Em breve tudo será mistério e cinza, de Alberto A. Reis
Por Pedro Fernandes
Desde o modernismo e sua sede pela novidade das vanguardas
que a literatura brasileira entrou por uma seara que nunca conseguirá escapar e
toda efervescência de então deixará depois um rastro de cinza responsável, já
se vê, por uma dormência na produção romanesca, preocupada esta com a
capacidade de romper a qualquer custo (e muitas vezes de qualquer maneira) com
a forma. Renderam poucos escritores que pelejaram pelo caminho iniciado com
José de Alencar e Machado de Assis, e alguns alcançaram o êxito devido, mas
outros terão caído no esquecimento, sufocado pela ideia de incapacidade em
fazer-se romancista.
Até que, contemporaneamente, desenvolveu-se o que costumo
chamar de uma estética da violência; integralmente urbanóide, o escritor nato,
pela nova fisionomia é aquele que consegue tratar exclusivamente da periferia,
de preferência ao sabor de muito sangue e putaria, pouco conflito psicológico,
que nunca fomos muito disso, e só. É evidente que minha queixa não é um
desmerecimento ao trabalho desses escritores, nem sou eu quem vai dizer que
estaríamos noutra seara, com uma literatura muito mais pujante, se tivéssemos
continuado a lapidar o projeto desenhado pelos primeiros nomes de nossas
letras. O trabalho desses escritores tem sua inestimável valia, mas suponho que
a lacuna deixada bem atrás pode servir de lugar para que algum escritor ou grupo
venha tomar as rédeas, voltar atrás e fundar um lugar ao menos mais
interessante que essa posição desenxabida que assumimos, marcadamente do
modernismo para cá, afinal, se tivermos algum censo de consciência crítica
daremos com sempre os mesmos nomes e os da contemporaneidade ensimesmados entre
negá-los ou segui-los.
Tudo serve para dizer que este lugar, evidentemente, não
está (nem nunca esteve) perdido. Quando digo que os que trilharam foram
sufocados, quero dizer que eles existem, só não têm recebido a atenção merecida.

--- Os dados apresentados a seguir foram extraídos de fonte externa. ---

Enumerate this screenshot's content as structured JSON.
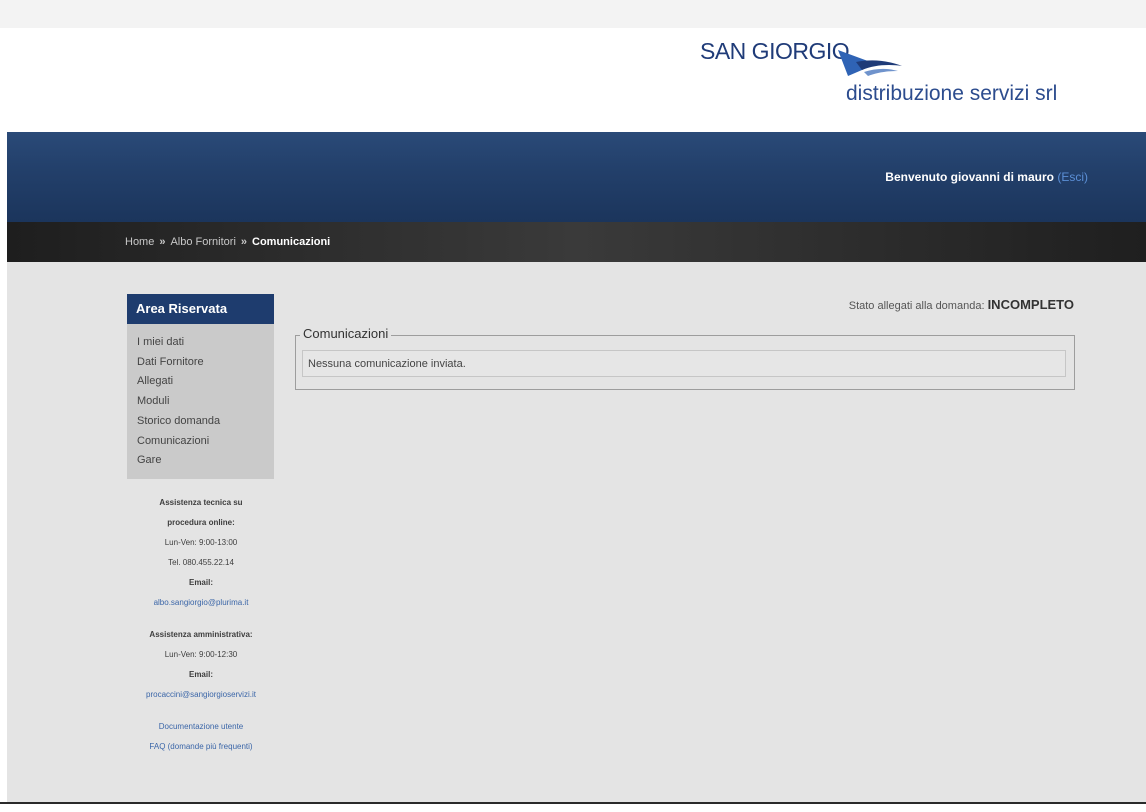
{
  "brand": {
    "name": "SAN GIORGIO",
    "subtitle": "distribuzione servizi srl"
  },
  "header": {
    "welcome": "Benvenuto giovanni di mauro",
    "logout": "(Esci)"
  },
  "breadcrumb": {
    "items": [
      "Home",
      "Albo Fornitori",
      "Comunicazioni"
    ],
    "separator": "»"
  },
  "sidebar": {
    "title": "Area Riservata",
    "items": [
      {
        "label": "I miei dati"
      },
      {
        "label": "Dati Fornitore"
      },
      {
        "label": "Allegati"
      },
      {
        "label": "Moduli"
      },
      {
        "label": "Storico domanda"
      },
      {
        "label": "Comunicazioni"
      },
      {
        "label": "Gare"
      }
    ]
  },
  "assist_tech": {
    "title_1": "Assistenza tecnica su",
    "title_2": "procedura online:",
    "hours": "Lun-Ven: 9:00-13:00",
    "tel": "Tel. 080.455.22.14",
    "email_label": "Email:",
    "email": "albo.sangiorgio@plurima.it"
  },
  "assist_admin": {
    "title": "Assistenza amministrativa:",
    "hours": "Lun-Ven: 9:00-12:30",
    "email_label": "Email:",
    "email": "procaccini@sangiorgioservizi.it"
  },
  "links": {
    "docs": "Documentazione utente",
    "faq": "FAQ (domande più frequenti)"
  },
  "main": {
    "status_label": "Stato allegati alla domanda:",
    "status_value": "INCOMPLETO",
    "section_title": "Comunicazioni",
    "empty_message": "Nessuna comunicazione inviata."
  },
  "colors": {
    "brand_blue": "#1e3c6e",
    "link_blue": "#3b66a8",
    "logout_blue": "#5b8fd6"
  }
}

Que hoje qualquer livro de trocadilhos baratos ou exercícios de linguagem como
se tivéssemos diante de um poeta em experimentação é bem mais quisto que
qualquer outra coisa. Ainda mais se nesse exercício barato houver espaço para
umas açucaradas doses do mal estar porque passa o indivíduo.
Pois bem, um desses nomes acaba de despontar e não pode cair
na ordem dos esquecidos. Chama-se Alberto A. Reis. É mineiro, professor da
Faculdade de Saúde Pública da Universidade de São Paulo – dista, portanto, do
lugar de formação da grande maioria dos nomes em voga. E depois de viver
mergulhado na seara da academia – Alberto é psicanalista – aparece com um
romance grandioso na forma e na extensão, fugindo também de todos os lugares
comuns, não apenas dos aspectos temáticos, estéticos e formais, como a triste
sina de que todo romancista brasileiro não tem conseguido passar das cento e
tantas páginas num romance. E não é que o texto de Reis seja uma historieta
simples com muitos ingredientes para enchimento narrativo. Não. O agora
romancista percorre pelo menos uma boa leva de anos da importante história
nacional; história que se diga anda um tanto esquecida dos currículos
escolares.
Quando iniciei a leitura de Em breve tudo será mistério e cinza dei com uma epígrafe recortada
de Manoel de Barros, “Não tem altura o silêncio das pedras”; estou também
imerso numa série de acontecimentos que anda movimentando consciências – muitas
ainda em formação – sobre determinadas situações no Brasil. E esses dois fatos
me fizeram dizer para uma nota redigida aleatoriamente em minha página no
Facebook intitulada “o passado volta amanhã – há uma história que precisa ser
contada”, que já era um exercício de apropriação para o andamento do texto que
tinha em mãos. A essas considerações voltarei mais adiante. Antes, passemos ao
romance.
Alberto A. Reis volta a 1825, três anos depois de o Brasil
ter se tornado independente de Portugal, quer dizer, ainda estávamos no calor
de não ser mais uma colônia e o de sermos agora um império, afinal ainda terá
levado longo tempo para que fosse dada a implantação da república. Os que
carecem de nomenclaturas dirão logo estarmos diante de um romance histórico,
mas quero me esquivar de reduções do tipo. Prefiro ficar com a ideia de que o
retorno do romancista ao passado é para acompanhar uma série de histórias
particulares, fictícias, que se enovelam no cabedal de nomes e situações do
tempo a que o romance recorre com a compreensão de que é impossível fugir dessa
carga de referentes da história oficial.
Uma das histórias, a principal, é a do casal de franceses,
François e Honorée Dumont, e o rapazote irmão de François, Victor Dumont, que
saem de seu país natal empurrados pelo pai de Honorée, empresário e dono de um império, uma grife de joias, conhecida dentro e fora da França, a Gerbe d’Or.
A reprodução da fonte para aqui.